Ils sont quinze et consacrent chaque semaine quelques heures de leur temps disponible au service des autres. A la Maison, les bénévoles assurent aux résidents comme à l’équipe une présence attentive et chaleureuse. « Ça va du petit service à rendre comme aller acheter des cigarettes, raconte Patricia la coordinatrice, jusqu’aux confidences plus personnelles. » Mamine accompagne quand elle le peut les patients en consultation à l’hôpital, ce qui prend fréquemment plusieurs heures, « parce que l’ambulance ne nous attend pas et qu’il faut la rappeler. »

Dans ces cas-là, le réconfort que procure un bénévole n’a pas de prix. Mamine n’hésite pas non plus à donner un coup de main à la cuisine, comme elle avait participé à l’aménagement de la Maison, avant l’ouverture. « C’est une famille. ça nous apporte beaucoup, vous savez. Parce que si on se renferme sur soi, on a beau avoir bon cœur, ça ne sert à rien. » Ce que confirme Georges, qui s’est engagé comme bénévole « pour faire partie d’un entourage adapté aux malades. On est là, on apporte une présence. Parfois simplement rester à côté, pas forcément parler. On peut transmettre du silence. »

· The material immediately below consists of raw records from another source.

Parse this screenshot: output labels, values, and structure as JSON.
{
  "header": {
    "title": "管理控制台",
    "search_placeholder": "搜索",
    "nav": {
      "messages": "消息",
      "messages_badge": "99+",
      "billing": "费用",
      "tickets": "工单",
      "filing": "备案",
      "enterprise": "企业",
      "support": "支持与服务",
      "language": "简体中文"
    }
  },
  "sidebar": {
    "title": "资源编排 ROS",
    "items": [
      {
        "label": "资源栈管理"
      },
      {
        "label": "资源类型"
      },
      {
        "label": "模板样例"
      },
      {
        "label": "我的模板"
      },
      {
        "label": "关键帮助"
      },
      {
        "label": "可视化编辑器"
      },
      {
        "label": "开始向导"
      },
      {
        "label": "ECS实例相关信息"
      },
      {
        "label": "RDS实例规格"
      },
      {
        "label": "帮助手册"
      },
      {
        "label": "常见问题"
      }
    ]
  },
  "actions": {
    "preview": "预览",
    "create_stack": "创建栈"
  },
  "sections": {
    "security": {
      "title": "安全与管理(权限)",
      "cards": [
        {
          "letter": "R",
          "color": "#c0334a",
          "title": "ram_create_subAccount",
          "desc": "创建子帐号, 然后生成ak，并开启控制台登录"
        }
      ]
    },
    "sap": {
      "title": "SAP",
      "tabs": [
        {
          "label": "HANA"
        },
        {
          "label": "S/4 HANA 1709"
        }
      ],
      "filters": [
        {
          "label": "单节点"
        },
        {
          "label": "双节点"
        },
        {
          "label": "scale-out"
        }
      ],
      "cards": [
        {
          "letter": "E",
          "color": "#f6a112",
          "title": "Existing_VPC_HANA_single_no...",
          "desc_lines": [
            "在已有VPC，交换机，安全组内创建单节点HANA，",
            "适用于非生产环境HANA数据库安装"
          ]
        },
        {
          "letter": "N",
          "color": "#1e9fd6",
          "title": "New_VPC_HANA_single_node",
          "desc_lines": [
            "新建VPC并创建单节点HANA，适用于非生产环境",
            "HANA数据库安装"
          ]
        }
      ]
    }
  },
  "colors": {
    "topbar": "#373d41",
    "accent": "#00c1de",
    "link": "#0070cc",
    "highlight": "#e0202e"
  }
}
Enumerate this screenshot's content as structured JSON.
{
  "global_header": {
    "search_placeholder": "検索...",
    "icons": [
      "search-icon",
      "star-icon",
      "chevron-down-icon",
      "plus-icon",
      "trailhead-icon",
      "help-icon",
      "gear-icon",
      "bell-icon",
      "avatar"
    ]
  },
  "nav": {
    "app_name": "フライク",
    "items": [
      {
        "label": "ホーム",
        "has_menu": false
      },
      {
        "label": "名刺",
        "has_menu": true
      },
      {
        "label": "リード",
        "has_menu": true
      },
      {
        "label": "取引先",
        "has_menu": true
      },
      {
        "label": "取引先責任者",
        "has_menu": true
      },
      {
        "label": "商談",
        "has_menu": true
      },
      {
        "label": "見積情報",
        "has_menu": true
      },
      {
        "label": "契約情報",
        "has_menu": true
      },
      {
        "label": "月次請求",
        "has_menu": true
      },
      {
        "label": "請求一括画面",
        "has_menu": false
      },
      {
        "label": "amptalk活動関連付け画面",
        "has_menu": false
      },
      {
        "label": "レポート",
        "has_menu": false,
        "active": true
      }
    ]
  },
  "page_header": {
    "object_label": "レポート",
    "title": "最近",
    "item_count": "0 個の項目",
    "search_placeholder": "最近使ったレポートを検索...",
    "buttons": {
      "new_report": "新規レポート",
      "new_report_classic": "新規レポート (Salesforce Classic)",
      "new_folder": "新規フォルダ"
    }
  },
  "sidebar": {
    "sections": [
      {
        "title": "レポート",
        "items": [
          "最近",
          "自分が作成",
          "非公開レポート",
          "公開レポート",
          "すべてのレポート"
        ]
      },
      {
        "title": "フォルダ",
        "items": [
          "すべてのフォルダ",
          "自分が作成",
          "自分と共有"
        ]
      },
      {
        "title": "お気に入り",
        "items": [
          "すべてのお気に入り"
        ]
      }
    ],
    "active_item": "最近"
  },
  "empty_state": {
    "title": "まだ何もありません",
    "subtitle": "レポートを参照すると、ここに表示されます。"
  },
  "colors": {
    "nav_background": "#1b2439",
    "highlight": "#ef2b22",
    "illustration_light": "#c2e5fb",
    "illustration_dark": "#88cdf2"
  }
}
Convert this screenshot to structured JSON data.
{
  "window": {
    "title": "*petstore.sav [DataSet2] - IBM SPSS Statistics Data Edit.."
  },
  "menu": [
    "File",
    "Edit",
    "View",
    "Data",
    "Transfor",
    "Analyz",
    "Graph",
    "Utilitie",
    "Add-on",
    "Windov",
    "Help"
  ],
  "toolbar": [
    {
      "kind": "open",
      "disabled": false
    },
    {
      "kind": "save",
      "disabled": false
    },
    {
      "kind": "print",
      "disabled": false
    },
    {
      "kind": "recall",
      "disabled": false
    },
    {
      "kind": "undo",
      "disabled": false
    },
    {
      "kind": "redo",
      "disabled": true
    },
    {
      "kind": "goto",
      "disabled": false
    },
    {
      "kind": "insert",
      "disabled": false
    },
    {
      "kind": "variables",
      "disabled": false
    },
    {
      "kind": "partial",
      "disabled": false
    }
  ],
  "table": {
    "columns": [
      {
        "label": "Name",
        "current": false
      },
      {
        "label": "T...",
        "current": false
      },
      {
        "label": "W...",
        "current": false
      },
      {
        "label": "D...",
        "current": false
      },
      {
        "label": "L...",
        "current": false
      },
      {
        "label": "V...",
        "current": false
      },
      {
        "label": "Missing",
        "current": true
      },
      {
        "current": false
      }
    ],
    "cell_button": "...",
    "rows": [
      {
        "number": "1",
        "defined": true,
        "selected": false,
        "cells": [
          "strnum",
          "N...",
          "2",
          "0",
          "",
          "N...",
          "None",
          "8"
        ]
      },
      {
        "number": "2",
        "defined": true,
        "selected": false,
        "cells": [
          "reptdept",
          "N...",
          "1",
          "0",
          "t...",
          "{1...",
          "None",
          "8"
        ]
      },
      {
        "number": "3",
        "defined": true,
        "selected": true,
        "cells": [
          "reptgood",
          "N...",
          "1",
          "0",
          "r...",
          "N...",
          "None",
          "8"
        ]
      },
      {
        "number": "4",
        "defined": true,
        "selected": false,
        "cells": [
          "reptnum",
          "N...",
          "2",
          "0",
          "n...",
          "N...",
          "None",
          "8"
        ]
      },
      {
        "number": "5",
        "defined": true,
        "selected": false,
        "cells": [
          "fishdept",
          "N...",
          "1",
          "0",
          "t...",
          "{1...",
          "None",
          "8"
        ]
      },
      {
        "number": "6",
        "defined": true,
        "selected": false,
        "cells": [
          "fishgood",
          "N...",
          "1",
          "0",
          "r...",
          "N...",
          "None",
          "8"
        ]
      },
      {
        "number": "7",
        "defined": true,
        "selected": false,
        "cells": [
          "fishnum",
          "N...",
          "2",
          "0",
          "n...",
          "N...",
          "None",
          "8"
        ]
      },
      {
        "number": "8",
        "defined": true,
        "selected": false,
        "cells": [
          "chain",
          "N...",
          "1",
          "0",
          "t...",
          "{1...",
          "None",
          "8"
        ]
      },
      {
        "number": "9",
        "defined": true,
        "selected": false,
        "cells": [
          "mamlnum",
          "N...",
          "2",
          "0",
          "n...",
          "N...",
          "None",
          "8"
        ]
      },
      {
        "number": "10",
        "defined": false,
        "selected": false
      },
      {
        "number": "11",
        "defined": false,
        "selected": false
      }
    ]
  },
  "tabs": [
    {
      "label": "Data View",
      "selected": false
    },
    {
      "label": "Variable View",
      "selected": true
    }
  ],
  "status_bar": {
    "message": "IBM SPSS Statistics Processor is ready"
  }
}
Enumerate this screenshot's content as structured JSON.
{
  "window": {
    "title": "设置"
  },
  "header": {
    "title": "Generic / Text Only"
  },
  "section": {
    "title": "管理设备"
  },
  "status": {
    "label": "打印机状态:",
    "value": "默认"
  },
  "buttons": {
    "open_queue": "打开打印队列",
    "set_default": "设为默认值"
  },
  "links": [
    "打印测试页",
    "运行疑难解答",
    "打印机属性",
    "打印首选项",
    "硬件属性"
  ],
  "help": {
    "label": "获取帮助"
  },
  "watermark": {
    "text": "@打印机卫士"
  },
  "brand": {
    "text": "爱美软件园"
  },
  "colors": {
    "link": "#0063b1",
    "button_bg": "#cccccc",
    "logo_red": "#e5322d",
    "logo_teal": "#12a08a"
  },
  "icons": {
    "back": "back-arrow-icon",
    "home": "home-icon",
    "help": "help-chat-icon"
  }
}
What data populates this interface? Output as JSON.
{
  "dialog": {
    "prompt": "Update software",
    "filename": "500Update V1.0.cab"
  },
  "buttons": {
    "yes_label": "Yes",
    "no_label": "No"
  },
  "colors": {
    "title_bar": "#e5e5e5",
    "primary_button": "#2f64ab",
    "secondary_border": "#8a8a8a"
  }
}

Et si des affinités se créent avec certains résidents plutôt que d’autres, les bénévoles travaillent le plus possible en équipe. « Comme ça, on peut partir tranquille, assure Patricia, on sait que quelqu’un va prendre le relais. On apprend à quitter la Maison en laissant ici ce qu’on a vécu. » Pour faire le point entre eux, tes bénévoles ont convenu de se voir une fois par trimestre au restaurant. Tous les mois, ils font un travail de régulation avec la psychologue de la Maison. Un temps de parole précieux et indispensable, car « on ne vient pas ici par hasard. et on n’en sort pas inchangé. »

Du lycée Fourcade à Patrick Dupond

Si les dépenses courantes de la Maison sont couvertes par la DDASS, il a fallu trouver près de six millions de francs pour rénover, équiper et décorer les locaux. La Région, le Département, la Fondation de France et Sidaction ont apporté leur contribution, mais aussi les antiquaires aixois, la cantatrice Teresa Berganza et le contre-ténor James Bowman, qui ont donné chacun un récital, impliquant des centaines de mélomanes dans une action de solidarité.

En août dernier, c’est le ballet national de l’opéra de Paris, emmené par le danseur étoile Patrick Dupond, qui a attiré mile cinq cents spectateurs dans la cour de l’archevêché à Aix, après avoir partagé un repas à la Maison avec ses résidents. Et puis il ne faudrait pas oublier deux belles initiatives des lycéens de Fourcade, une collecte en décembre (qui a rapporté 6500 francs, de quoi acheter des chaises et des tables de jardin qui faisaient défaut) et un concert rock avec des groupes du lycée en mai (pour 5000 francs de recette).

Des élus, des antiquaires, des mélomanes, des lycéens et des miliers de donateurs anonymes ont ainsi apporté leur pierre à l’édifice. Et ce n’est pas fini.